Arthroscopic Decompression for an Unstable Os Acromiale
Arthroscopic Decompression for an Unstable Os Acromiale
abstract & commentary
Synopsis: An extended bony decompression of the unstable os acromiale fragment yielded clinical results equivalent to those reported in other series for decompression of impingement for a normal acromion.
Source: Wright RW, et al. Arthroscopic decompression for impingement syndrome secondary to an unstable os acromiale. Arthroscopy 2000;16(6):595-599.

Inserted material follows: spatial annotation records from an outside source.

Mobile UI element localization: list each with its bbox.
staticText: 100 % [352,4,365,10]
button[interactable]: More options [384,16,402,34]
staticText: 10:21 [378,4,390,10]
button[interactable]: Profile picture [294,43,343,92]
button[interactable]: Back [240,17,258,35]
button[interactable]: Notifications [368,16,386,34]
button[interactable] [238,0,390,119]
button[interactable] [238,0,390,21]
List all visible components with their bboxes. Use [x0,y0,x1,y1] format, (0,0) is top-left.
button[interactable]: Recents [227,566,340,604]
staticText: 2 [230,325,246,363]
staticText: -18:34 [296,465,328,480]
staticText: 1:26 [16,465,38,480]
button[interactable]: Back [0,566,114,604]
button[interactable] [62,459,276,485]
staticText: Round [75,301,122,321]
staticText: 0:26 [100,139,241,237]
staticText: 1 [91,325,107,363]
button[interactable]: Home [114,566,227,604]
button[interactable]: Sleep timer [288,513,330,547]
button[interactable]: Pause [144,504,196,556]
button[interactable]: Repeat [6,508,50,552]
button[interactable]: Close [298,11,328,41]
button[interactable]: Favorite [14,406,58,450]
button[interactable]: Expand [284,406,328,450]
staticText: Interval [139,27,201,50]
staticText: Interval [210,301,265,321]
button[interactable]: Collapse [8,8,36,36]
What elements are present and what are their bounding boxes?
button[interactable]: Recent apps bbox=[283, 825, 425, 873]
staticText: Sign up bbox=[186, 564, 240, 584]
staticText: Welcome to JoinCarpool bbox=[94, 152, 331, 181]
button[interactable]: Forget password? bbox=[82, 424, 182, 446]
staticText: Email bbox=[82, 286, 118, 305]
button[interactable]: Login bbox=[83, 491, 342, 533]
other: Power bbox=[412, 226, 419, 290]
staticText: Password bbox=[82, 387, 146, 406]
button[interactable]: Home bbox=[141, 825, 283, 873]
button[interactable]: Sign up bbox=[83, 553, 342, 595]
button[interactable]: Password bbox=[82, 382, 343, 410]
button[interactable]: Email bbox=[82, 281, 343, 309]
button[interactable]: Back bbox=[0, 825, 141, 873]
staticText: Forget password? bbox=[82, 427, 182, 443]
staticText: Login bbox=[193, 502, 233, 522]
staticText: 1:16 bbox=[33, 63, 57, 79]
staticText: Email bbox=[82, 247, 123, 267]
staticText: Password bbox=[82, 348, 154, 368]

Os acromiale is a failure of fusion of one or more of the outer ossification centers of the acromion to its more medial part. The most common site of fusion failure is at the meso-acromion, occurring in 1-15% of patients. Bilaterality is seen in 62% of the patients. The os acromiale can be symptomatic because of motion at the non fused segment. It can also be symptomatic because of impingement of the rotator cuff and bursa below, aggravated by the downward pull of the deltoid in a dynamic fashion. Treatment results of impingement associated with an unstable os acromiale have been mixed and generally poor. This paper by Wright and colleagues addressed the unstable os acromiale fragment arthroscopically in 13 shoulders over a four-year period. In all cases, the os acromiale was diagnosed on plain radiographs, specifically on the axillary view. All patients underwent at least six months of non-operative treatment involving injections, physical therapy, and anti-inflammatory medications. Diagnostically, an impingement test with an injection of Lidocaine in the subacromial space resulted in complete relief of their pain in all cases. This helped to distinguish impingement as the etiology of pain as opposed to the unstable os acromiale fragment.
The treatment arthroscopically involved a more aggressive and extensive bony decompression of the leading edge in the acromion. Effectively only a thin shell of bone was left remaining superiorly as the majority of the os acromiale fragment was removed with a burr. Leaving this thin shell of bone preserved the deltoid attachment. No attempt was made at fusion of the os acromiale fragment. The postoperative rehabilitation program emphasized early range of motion and rotator cuff strengthening exercises. Five shoulders also had a partial thickness rotator cuff tear but only one of these required repair because of it being more than 50% of the thickness. Patients were evaluated at three, six, and 12 months, as well as the final follow-up at 2½ years. Scoring with the UCLA scoring system averaged 17 preoperatively and 31 at the final follow-up. Overall, 85% of the patients achieved good or excellent results by objective scoring. Full strength of the anterior deltoid and rotator cuff muscles was achieved by all patients six months postoperatively as evaluated by manual muscle testing. Patients’ subjective scores of their shoulders were satisfactory in 12 of 13 cases. In no instance was there detachment of the deltoid or poor cosmetic result or pain at the pseudoarthrosis point.
COMMENT BY DAVID R. DIDUCH, MS, MD
Historically, the treatment of impingement secondary to an unstable os acromiale has been fraught with complications and difficulty. Attempts at fusion yielded mixed results with a high instance of hardware failure and secondary symptoms requiring further operations. Attempts at excision of the os fragment with reattachment of the deltoid to the anterior acromion involve an extensive surgical procedure with prolonged recovery period to allow the deltoid to reattach securely. This has also been fraught with complications. Modified acromioplasty with an open technique has been successful at resecting additional bone over what is conventionally performed for acromioplasty. This paper by Wright et al offers an excellent prospective evaluation of patients with this difficult problem treated with arthroscopic acromioplasty alone. Their resection of the acromion is more extensive than a routine acromioplasty. They basically remove bone sufficient to achieve a flat acromion with a tip that is unable to impinge on the rotator cuff with shoulder motion. Doing this while preserving the deltoid attachment can be technically demanding. To their credit, there were no problems with deltoid detachment in the postoperative period and all patients regained full deltoid strength.
In anticipation of an arthroscopic decompression, one should pay careful attention to the presence of an os acromiale on an axillary radiograph as this would alter the operative plan. It would appear from the results here that an arthroscopic decompression produces results equivalent to patients undergoing the same procedure without the presence of an os acromiale. In comparison to papers in the literature for this difficult problem, it would also seem to offer an advantage over attempts at fusion or excision of the entire fragment. However, prospective, comparative studies would better answer that question.